Be aware, even if the menu calls a sauce spicy, or the ladies tell you a dish is “a little spicy,” the Loving Hut seems intent on saving your palate as well as the planet. The Lemon Grass Hawaiiana with its chicken-like bits of soy protein coated in a thin, reddish glaze and fragrant fibers of lemongrass could have really used some kick. Too, the Golden Nugget sauce had no more heat than ketchup.

Altogether, the meal was, like the ambience, pleasantly innocuous.

The next day at Peace Cafe (2239 S. King, “Vegan Home Cooking”; www.peacecafehawaii.com) was more like it. Here, the focus is on translating familiar dishes and cuisines into a vegan context but without as much reliance on textured vegetable protein. The sandwiches sounded good, with a housemade vegan aioli, and choices including teriyaki tempeh, Italian-style veggies with tapenade and a Vietnamese-style tofu sandwich with peanut sauce ($8.65-$9.25). Among the entrees, I was immediately struck by Heart & Seoul ($9.45), a play on bi bim bap with tofu or TVP instead of egg and kal bi. Moroccan Stew ($8.85) looked interesting, too, made from chickpeas (and they offer a housemade hot sauce for added spice).

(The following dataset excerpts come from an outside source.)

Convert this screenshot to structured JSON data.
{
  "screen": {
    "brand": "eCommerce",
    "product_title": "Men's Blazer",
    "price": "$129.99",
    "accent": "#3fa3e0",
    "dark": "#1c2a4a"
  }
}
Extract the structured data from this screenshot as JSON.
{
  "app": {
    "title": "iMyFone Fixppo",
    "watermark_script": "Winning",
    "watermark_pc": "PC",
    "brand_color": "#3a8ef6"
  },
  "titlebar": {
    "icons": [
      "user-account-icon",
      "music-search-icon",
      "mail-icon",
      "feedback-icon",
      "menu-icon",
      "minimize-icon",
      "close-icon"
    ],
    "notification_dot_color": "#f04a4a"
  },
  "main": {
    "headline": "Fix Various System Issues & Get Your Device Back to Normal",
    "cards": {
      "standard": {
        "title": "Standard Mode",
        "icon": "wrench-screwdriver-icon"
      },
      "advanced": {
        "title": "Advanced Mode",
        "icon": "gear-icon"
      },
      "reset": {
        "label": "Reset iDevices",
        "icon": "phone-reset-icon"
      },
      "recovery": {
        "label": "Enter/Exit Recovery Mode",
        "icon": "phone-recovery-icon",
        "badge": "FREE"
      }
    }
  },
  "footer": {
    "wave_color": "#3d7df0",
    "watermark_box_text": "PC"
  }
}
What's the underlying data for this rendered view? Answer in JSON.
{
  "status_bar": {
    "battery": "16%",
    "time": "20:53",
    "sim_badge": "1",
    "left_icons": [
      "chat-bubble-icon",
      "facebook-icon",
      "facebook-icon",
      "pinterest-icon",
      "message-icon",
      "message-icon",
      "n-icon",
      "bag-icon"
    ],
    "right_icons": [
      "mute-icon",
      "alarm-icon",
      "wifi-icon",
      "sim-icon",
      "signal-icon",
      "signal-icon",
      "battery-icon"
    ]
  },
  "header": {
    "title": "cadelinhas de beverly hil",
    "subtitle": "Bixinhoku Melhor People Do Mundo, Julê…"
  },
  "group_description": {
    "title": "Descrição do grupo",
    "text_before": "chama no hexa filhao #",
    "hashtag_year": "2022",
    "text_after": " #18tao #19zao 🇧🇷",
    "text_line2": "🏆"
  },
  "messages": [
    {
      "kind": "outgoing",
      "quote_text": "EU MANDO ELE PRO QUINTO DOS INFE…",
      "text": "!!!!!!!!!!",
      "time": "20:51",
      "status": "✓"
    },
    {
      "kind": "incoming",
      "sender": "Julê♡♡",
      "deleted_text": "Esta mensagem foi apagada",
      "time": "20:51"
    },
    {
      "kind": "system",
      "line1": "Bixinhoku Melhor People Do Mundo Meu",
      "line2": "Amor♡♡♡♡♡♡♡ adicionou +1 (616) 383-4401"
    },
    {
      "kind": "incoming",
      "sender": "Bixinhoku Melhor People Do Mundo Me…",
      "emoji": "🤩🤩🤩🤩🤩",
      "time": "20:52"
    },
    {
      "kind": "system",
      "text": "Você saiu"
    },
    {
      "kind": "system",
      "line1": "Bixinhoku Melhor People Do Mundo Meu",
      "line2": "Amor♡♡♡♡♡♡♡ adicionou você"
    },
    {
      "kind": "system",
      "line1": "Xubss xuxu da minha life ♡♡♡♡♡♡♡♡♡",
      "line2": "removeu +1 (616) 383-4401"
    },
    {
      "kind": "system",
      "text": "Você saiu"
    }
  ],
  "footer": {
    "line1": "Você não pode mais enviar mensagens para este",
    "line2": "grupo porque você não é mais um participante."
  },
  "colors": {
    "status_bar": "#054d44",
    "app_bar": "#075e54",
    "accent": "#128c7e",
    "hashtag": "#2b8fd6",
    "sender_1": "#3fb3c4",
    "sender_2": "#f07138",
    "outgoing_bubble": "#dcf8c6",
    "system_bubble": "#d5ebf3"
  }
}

I went with the Korean dish with tofu and was delighted with the gorgeous, colorful mounds of namul-style vegetables — ribbons of carrot, chewy greens (kale?), bean sprouts in sesame marinade. What made the dish was a red miso-ko chu jang condiment that topped off the meal and, mixed with the tofu and rice, made music in my mouth. I want to learn how to make this! It reminded me of my favorite lemon-tahini sauce in the sense of being something you could eat with almost anything.

The bi bim bap plate, with some organic, fair-trade iced tea, was offered in so ample a portion even my husband would have been full.

Peace Cafe is — well — peaceful, with world music playing in the background, an exhibit of contemporary photographs on the walls, choose-your-own real wood chopsticks, sincere-looking dairy- and white sugar-free dessert options displayed on the counter. They do vegan lattes, too.

The shops have much in common: Both are the kinds of places where ever T-shirt carries a message and every act is carefully concious. Both use biodegradable containers and charge you for takeout plates (25 cents at Loving Hut, 50 cents at Peace Cafe). Both have parking and serve lunch and dinner. But the food at Peace Cafe was just that much more delicious that it’s the one I’ll be visiting again — to try that Italiano sandwich.